L’enseignement du journalisme a-t-il changé dans les écoles qui se consacrent à cette tâche à travers le monde ?[pagebreak]Cette interrogation à l’entame de mon propos peut paraître cocasse, voire saugrenue.
Mais elle m’est venue, tel un jaillissement, à la lecture d’un article signé de Rémi Carayol paru dans le magazine « Jeune Afrique » (n°2814 du 14 au 20 décembre 2014, pages 43 à 45), avec pour titre « Cameroun : le péril Jeune ». La lecture de cet article, mieux de ce pamphlet, interpelle au sujet de la notion de l’efficience en journalisme.
L’efficience, m’a-t-on appris en école de journalisme, c’est la performance, la validité des faits exposés, de telle sorte qu’ils puissent être reproduits ou simplement vérifiables par tout professionnel engagé dans une démarche sérieuse de recherche de l’information. La prise en compte de cette exigence épistémologique, qui est la condition élémentaire devant fonder la crédibilité de la démarche du journaliste, ne constitue guère une donnée facultative, sauf dans les cas où ce dernier choisit d’user de sa plume, tel un sicaire, comme un instrument de destruction et de chantage en vue d’assouvir des intérêts inavoués. Lorsqu’il s’agit d’un exercice complexe comme l’enquête, cette exigence s’impose avec plus d’acuité et commande au journaliste de respecter les canons scientifiques de l’investigation que sont notamment l’observation, la formulation des hypothèses et leur vérification à la confrontation des faits.
A la lumière de ce qui précède, l’on est en droit de se poser la question de savoir si Rémi Carayol qui signe comme « envoyé spécial » l’article sus référé a véritablement recherché l’information, tant le rendu de ses investigations est un salmigondis d’inexactitudes, qui mérite qu’on le chicane. Voici quelques morceaux choisis :
1- S’agissant du Président de la République du Cameroun, Rémi Carayol affirme que « c’est après le Zimbabwéen Robert MUGABE, le doyen des chefs d’Etat du continent ». Cette affirmation est à l’évidence fausse. En évitant de s’y attarder, l’on notera simplement que l’exemple équato-guinéen suffit à en démontrer le contraire.
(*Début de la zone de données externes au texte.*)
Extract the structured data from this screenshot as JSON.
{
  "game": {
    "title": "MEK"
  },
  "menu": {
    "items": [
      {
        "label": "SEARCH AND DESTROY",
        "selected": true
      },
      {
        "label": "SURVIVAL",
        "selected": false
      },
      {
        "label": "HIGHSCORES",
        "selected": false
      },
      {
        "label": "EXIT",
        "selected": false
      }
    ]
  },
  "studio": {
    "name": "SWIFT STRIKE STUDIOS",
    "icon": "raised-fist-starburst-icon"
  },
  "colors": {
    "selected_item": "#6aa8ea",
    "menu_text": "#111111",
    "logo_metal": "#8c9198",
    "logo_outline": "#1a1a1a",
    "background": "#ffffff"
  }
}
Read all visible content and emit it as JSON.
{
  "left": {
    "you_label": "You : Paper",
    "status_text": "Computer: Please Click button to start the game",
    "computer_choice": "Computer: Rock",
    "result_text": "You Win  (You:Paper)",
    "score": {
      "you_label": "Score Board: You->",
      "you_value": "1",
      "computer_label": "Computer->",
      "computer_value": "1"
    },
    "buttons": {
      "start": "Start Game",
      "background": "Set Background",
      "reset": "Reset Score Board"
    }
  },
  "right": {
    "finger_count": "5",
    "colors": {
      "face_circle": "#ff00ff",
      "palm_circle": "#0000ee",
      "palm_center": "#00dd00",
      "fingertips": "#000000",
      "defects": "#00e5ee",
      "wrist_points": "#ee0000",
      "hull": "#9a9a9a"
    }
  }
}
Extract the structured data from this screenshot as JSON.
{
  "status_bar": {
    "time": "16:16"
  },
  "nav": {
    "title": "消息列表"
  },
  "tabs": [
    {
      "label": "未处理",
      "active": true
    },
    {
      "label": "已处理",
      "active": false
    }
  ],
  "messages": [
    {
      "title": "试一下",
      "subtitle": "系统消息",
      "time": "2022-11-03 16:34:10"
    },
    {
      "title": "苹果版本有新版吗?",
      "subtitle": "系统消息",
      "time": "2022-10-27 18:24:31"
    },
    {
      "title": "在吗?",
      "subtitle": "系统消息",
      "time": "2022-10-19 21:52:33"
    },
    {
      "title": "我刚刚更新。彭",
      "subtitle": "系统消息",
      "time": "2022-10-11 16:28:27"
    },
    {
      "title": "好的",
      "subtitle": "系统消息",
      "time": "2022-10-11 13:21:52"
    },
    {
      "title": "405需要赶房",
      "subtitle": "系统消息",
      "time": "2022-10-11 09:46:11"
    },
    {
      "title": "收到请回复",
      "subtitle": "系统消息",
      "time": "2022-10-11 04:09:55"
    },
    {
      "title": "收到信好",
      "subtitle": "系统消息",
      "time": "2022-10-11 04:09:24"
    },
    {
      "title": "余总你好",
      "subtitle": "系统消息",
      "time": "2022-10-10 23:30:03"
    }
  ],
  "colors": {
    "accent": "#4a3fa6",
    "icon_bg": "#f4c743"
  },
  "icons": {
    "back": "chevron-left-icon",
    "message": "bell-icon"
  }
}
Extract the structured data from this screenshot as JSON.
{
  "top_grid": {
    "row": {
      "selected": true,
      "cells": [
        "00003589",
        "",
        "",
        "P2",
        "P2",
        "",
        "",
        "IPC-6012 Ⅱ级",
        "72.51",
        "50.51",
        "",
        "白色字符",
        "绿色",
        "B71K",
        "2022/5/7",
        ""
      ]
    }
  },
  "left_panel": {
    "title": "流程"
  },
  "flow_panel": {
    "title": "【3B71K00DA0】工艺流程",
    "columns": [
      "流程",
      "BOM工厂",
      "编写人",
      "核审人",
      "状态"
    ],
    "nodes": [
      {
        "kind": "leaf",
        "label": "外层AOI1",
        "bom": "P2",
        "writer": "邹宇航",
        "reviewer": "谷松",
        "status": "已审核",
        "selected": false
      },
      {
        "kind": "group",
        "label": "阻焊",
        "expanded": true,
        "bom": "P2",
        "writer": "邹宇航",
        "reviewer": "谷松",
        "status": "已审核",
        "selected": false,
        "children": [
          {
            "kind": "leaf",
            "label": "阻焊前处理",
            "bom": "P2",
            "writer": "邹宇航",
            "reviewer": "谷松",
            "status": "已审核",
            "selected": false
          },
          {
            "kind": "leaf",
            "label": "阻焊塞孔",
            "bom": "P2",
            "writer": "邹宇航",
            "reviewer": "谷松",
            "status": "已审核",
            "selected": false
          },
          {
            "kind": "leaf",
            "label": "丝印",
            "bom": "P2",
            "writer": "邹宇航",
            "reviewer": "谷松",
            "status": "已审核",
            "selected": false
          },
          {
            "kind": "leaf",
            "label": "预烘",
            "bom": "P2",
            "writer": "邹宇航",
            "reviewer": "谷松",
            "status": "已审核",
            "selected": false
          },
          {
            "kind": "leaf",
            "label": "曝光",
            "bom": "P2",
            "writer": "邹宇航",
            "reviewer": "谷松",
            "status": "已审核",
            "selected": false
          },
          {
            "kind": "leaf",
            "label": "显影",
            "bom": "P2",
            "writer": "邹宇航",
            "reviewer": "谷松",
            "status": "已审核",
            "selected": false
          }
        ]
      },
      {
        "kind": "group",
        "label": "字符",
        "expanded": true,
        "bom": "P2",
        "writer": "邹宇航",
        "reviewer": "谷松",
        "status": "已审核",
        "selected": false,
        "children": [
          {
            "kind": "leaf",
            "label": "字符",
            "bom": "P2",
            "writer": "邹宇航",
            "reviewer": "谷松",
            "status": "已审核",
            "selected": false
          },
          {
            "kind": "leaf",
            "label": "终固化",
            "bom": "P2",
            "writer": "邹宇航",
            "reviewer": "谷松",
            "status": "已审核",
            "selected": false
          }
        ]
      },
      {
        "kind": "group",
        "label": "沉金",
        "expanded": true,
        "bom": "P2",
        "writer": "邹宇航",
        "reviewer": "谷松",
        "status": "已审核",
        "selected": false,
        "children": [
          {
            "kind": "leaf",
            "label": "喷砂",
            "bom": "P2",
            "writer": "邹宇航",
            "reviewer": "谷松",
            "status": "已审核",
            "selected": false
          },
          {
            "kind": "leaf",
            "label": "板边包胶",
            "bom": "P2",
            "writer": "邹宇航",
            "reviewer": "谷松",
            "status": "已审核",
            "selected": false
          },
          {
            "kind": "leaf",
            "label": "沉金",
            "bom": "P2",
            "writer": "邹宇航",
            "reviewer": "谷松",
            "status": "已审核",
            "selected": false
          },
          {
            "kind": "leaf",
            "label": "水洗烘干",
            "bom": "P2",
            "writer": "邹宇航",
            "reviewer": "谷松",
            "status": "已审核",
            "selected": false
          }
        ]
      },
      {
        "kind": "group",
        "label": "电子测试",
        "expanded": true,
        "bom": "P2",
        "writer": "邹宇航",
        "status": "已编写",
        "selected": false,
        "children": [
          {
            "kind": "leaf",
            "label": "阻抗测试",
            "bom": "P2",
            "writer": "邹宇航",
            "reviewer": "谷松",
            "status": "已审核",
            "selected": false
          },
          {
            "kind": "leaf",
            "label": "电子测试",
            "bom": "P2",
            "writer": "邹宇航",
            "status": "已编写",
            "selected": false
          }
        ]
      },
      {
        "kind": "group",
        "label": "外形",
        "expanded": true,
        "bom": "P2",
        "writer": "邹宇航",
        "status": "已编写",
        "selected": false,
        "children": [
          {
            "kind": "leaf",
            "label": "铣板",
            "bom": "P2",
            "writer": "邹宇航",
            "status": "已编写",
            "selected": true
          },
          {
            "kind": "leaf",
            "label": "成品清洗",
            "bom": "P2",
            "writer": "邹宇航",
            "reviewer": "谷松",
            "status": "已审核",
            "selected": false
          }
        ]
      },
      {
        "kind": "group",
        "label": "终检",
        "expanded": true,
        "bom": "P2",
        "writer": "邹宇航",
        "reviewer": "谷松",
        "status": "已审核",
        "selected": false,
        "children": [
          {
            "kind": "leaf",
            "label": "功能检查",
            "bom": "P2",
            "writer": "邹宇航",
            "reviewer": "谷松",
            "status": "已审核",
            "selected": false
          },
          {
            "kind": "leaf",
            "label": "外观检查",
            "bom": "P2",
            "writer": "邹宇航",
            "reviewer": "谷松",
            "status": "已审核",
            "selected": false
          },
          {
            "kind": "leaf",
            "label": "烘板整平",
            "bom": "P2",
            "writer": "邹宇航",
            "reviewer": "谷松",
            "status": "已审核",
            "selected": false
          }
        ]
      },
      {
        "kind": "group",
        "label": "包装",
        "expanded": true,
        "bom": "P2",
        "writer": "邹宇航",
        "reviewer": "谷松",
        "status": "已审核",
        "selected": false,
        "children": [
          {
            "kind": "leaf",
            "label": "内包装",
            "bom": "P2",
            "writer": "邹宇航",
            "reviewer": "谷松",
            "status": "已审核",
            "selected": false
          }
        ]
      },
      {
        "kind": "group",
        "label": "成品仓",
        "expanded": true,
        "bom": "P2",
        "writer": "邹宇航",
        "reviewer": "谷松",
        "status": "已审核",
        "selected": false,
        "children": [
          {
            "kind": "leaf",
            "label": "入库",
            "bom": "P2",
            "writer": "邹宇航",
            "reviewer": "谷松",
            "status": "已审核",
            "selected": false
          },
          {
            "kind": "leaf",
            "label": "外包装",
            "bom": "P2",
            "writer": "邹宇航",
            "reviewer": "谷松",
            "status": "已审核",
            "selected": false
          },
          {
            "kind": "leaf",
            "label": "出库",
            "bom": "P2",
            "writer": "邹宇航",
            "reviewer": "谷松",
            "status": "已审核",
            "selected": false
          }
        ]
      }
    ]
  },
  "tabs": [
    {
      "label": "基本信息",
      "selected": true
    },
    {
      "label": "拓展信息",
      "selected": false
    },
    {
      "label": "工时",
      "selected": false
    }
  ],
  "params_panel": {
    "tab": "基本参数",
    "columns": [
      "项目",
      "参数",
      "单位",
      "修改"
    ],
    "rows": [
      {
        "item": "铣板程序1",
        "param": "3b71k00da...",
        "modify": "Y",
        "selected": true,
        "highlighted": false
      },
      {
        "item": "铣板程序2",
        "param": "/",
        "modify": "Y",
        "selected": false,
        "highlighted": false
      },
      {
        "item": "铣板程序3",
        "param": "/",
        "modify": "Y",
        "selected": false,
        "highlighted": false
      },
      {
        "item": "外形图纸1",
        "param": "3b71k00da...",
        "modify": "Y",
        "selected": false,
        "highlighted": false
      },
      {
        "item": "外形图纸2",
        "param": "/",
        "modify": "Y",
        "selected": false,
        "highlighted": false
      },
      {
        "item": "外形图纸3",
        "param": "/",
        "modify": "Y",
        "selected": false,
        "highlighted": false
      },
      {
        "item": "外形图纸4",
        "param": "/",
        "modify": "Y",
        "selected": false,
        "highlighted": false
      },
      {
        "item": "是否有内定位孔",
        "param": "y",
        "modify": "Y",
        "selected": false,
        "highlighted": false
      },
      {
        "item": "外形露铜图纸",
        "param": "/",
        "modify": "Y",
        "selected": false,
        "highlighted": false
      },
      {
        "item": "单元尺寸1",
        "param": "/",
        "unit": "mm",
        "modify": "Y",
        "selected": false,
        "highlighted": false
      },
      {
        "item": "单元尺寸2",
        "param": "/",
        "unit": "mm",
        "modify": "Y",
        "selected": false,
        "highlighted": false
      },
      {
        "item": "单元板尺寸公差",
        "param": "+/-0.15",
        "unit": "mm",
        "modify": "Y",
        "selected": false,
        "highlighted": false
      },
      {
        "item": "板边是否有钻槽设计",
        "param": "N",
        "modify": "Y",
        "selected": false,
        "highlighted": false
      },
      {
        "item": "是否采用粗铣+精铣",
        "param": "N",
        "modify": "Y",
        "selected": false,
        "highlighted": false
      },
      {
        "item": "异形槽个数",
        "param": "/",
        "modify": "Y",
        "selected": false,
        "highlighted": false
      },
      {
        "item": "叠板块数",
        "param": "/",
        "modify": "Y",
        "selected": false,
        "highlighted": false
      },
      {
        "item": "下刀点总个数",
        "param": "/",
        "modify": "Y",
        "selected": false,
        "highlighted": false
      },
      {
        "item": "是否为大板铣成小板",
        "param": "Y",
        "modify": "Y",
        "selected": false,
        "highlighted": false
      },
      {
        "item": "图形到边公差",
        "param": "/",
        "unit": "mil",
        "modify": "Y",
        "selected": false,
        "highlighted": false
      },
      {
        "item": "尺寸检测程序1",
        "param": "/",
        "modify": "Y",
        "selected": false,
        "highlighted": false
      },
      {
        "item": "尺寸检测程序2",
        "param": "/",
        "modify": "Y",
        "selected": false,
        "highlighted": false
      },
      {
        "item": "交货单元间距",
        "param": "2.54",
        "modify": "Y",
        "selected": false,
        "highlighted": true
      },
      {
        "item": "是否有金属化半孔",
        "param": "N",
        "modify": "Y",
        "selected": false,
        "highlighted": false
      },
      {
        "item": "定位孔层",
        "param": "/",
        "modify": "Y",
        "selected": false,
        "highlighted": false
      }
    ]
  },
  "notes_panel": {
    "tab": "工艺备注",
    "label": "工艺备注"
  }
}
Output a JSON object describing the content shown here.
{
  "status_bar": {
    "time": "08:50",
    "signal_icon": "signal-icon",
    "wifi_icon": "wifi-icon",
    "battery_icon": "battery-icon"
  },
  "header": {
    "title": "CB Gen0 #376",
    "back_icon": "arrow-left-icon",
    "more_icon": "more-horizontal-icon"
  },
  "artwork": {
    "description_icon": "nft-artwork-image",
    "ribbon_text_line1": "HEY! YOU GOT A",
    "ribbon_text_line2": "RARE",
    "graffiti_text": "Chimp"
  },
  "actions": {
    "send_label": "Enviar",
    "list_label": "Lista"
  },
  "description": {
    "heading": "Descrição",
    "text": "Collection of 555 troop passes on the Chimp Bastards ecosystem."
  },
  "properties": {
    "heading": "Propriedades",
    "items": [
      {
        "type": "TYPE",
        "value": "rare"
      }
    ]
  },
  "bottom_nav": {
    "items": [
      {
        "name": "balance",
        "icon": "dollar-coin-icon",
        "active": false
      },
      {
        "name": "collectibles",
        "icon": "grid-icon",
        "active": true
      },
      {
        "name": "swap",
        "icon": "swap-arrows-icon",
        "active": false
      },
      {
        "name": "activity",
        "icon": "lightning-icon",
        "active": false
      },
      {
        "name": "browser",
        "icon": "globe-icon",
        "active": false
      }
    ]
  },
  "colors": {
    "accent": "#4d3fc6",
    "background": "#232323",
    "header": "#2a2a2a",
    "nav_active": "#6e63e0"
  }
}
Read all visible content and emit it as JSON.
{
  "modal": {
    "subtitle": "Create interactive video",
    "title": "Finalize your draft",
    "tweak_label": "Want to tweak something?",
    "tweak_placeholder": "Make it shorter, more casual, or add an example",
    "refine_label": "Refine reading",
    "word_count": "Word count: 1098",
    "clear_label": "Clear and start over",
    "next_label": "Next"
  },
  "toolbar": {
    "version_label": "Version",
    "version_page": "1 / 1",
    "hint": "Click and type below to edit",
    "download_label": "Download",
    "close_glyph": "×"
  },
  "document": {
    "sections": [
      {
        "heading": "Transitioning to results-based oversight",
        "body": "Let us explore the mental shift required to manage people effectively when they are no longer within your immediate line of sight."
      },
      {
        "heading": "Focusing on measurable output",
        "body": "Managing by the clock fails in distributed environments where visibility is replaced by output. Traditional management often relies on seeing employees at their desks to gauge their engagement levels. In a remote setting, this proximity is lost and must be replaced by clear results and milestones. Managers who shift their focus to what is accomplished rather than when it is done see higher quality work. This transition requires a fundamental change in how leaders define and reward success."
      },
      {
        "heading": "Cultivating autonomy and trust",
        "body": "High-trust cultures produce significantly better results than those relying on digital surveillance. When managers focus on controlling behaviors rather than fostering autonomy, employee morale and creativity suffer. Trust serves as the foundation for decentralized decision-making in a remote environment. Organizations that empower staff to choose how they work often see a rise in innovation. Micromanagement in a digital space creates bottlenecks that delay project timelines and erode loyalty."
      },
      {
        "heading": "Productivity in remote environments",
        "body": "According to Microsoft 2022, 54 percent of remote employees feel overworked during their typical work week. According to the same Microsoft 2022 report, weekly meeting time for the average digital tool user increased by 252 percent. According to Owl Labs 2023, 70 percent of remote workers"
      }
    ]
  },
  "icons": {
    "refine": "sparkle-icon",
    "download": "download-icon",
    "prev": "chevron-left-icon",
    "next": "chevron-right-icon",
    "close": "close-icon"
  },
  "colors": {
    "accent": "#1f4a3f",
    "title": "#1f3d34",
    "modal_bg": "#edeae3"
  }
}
2- Le vacillement et l’indécision de l’auteur de l’article sus-évoqué témoignent de la pauvreté de sa démarche intellectuelle et de la légèreté de son travail. En effet, pour évoquer la moyenne d’âge du gouvernement camerounais, il cite le cabinet International Crisis Group (ICG). En revanche, pour parler du chômage des jeunes, il se limite à des formules vagues, en affirmant par exemple que « des chiffres circulent, peut être pas fiables : 60 à 70% ». Contrairement à ce journalisme approximatif, une attitude d’équilibre n’aurait-elle pas commandé de faire également valoir les chiffres officiels pourtant disponibles au ministère en charge de l’Emploi?
PAS DE CENSURE
3- L’envoyé spécial de J.A. affirme que « régulièrement, des journalistes sont jetés en prison ». Cette affirmation est tout aussi fausse. La vérité consiste à reconnaître que depuis la promulgation, par le Président de la République, de la loi du 04 janvier 1996 portant révision de la loi du 19 décembre 1990 relative à la liberté de la communication sociale, la censure sur les médias n’existe plus au Cameroun. Par ailleurs, aucun journaliste n’est en prison dans notre pays pour délit de presse. A titre anecdotique, l’on peut sans le citer nommément, mentionner le cas d’un journaliste qui, sous le prétexte de l’investigation, avait nuitamment accédé par effraction au domicile d’une personnalité publique pour photographier ses biens. Une telle infraction, naturellement sanctionnée par la loi pénale, relève d’un délit de droit commun.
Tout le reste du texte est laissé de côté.